There seems to be a battle in the market between those who believe stocks are in, or are nearly in, a bubble (that should remind investors of 2007, 2000, or another time when the market was significantly overvalued), and those who believe all is well, things may be a bit frothy but hang in there – that kind of thing.
This could be the result of who is driving news flow.
People with boring diversified portfolios (and good on ya for that) probably see this as less of a big deal, given steady appreciation in stocks. Those with big positions in the momentum names that were hammered in the last week – one of the worst in terms of performance for hedge funds relative to the S&P since 2001, according to Goldman – might see it differently.
Really, what’s happened is that the more speculative areas of the market have been the focal point for some serious gains, and now, a good deal of selling. Sure, the biotechnology stocks aren’t at the point experienced by homebuilders and financial stocks in 2007, but who would want that anyway?
Citigroup is still down about 90 percent from its peak all those years ago. And financials are the only sector since October 2007 that still boast a negative total return (it’s not a close call, either – it’s still like negative 30 percent).
Bank of America/Merrill Lynch said in a note that the average biotech stock trades at 24 times sales, the highest since the tech bubble. Still, BofA/ML is sticking to its premise: “While we continue to recommend that investors fade secular growth stocks (and bond proxies) in favor of inexpensive cyclicals, overall market fundamentals remain favorable, and the frothy spots appear well contained. Equity bubbles rarely happen when everybody is talking about bubbles, and equity sentiment remains subdued, unlike the bullish levels of 2000.”

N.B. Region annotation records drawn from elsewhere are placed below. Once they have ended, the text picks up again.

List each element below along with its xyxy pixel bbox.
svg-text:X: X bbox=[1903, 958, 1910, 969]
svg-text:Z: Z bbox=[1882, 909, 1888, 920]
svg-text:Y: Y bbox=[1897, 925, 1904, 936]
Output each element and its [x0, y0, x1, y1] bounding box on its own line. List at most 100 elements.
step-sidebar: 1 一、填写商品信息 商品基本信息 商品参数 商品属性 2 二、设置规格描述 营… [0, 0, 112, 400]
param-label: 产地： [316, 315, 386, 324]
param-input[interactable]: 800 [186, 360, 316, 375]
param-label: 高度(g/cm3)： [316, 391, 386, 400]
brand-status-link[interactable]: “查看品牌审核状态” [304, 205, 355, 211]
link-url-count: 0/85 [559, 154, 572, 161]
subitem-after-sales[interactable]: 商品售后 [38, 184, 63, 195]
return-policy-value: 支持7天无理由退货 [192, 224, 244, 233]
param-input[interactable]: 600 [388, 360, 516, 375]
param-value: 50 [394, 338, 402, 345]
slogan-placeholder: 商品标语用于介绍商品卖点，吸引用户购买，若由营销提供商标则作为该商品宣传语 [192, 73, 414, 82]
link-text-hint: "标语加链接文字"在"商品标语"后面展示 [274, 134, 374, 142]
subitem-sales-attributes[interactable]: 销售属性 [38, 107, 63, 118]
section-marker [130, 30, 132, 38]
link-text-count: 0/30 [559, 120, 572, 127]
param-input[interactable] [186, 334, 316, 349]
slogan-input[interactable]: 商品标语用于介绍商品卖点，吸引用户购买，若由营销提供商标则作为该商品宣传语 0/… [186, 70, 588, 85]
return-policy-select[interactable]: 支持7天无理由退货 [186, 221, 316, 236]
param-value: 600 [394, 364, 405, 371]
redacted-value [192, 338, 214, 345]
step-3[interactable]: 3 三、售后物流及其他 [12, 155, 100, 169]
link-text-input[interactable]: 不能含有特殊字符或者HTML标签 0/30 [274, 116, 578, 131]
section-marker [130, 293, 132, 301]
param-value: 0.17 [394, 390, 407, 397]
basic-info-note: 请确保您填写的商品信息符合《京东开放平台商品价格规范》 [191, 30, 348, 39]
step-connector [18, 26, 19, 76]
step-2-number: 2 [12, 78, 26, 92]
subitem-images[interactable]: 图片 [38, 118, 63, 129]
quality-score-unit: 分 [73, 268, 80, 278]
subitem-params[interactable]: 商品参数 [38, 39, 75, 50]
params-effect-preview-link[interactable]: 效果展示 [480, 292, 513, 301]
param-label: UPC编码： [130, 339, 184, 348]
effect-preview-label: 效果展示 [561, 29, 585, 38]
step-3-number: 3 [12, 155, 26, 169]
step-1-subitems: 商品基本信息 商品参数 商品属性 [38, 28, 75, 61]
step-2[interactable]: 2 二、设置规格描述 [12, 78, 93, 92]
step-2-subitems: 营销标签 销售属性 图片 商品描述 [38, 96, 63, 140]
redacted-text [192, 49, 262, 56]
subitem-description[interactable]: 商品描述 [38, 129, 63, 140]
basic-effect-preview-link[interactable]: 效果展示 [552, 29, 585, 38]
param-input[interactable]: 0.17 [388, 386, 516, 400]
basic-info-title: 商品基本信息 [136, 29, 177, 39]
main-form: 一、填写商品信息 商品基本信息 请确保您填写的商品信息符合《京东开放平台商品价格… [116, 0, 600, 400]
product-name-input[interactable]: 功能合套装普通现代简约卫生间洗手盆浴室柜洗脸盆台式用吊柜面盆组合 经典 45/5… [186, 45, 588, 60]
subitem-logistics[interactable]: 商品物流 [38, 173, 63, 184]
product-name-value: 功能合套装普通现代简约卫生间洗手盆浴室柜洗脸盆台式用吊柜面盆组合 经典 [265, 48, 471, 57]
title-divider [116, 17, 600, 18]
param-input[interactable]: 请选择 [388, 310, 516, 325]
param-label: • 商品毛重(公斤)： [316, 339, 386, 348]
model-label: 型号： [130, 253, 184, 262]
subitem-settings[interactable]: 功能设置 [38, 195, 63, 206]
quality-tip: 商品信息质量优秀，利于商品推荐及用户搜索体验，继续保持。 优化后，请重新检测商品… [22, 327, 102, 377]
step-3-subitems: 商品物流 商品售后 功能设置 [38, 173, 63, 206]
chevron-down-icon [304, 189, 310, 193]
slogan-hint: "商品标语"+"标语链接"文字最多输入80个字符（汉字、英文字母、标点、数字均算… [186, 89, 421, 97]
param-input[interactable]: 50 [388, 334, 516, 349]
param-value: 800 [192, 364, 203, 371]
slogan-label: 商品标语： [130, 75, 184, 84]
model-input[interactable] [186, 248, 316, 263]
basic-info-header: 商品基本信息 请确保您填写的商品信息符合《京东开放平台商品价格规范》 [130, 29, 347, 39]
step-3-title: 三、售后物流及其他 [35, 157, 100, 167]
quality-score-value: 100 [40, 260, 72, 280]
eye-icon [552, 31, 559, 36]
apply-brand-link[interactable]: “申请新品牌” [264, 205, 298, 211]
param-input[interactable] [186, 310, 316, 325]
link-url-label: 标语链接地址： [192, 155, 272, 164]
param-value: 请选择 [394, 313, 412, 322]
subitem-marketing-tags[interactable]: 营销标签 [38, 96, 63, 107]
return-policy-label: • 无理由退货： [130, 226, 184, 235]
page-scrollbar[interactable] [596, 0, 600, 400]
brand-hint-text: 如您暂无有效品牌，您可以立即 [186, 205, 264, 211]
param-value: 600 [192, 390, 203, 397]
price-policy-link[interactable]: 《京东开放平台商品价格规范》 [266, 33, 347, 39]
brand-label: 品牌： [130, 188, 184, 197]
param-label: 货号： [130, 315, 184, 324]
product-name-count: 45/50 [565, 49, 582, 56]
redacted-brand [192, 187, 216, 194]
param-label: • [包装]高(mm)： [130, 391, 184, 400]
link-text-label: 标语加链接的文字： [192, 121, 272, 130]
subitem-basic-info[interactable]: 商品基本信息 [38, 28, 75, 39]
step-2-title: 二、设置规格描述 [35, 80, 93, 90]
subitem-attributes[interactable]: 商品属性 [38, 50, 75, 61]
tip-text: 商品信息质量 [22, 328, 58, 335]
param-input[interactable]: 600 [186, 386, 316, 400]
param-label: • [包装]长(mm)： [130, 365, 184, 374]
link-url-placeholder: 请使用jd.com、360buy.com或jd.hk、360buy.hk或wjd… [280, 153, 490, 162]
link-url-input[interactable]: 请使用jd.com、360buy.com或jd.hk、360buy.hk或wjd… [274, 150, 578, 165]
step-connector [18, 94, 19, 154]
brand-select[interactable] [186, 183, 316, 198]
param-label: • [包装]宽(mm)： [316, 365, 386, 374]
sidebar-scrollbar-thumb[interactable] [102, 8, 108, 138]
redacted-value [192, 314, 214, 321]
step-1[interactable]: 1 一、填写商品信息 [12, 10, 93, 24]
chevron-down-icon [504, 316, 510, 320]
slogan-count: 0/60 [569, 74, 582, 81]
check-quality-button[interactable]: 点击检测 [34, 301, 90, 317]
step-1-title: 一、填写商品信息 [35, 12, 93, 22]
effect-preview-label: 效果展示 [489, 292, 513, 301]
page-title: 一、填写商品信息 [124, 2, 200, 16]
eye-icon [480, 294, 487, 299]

Whole load of assumptions in that sentence – equity bubbles rarely happen when everybody is talking about them? Sure didn’t feel that way in 2000 and 2007. And frothy spots are pretty contained when the baseline is still that it hasn’t engulfed the majority of the market the way it did in 2000.
This isn’t to say BofA is wrong on this front. The market doesn’t, as a whole, feel as overwhelmingly overpriced as it did in the 2007 period or in 2000. Indeed, even the IPO market, which has been chock-a-block with unprofitable companies, including a lot of biotech names, has not extended its gains to levels comparable to the 2000 tech bubble.
So, a bit more of a correction is certainly possible, and those who believed the market would churn its way through the year are pretty much on target for now. The S&P gained 1.3 percent in the first quarter, and a repeat of that for three more quarters for a 5.5 percent or so price change in the year wouldn’t seem out of line with expectations.
Investors should get a reasonable clue of the path of consumer spending as the nation’s automakers release data on their sales in March. GM, Ford and Toyota are expected to see smaller sales gains than Chrysler, but the hope is for slightly better sales as payback for recent weather-linked sogginess, right when the market is hoping to see such encouraging news.
Morgan Stanley sees this as the case, noting that one of its proprietary indicators of consumer activity is seeing a rebound in housing, auto sales and other consumer areas, while Goldman Sachs last week wrote that “we believe that dealer traffic experienced an inflection point mid-month,” anticipating a seasonally adjusted annual rate of car sales to come in at 16 million.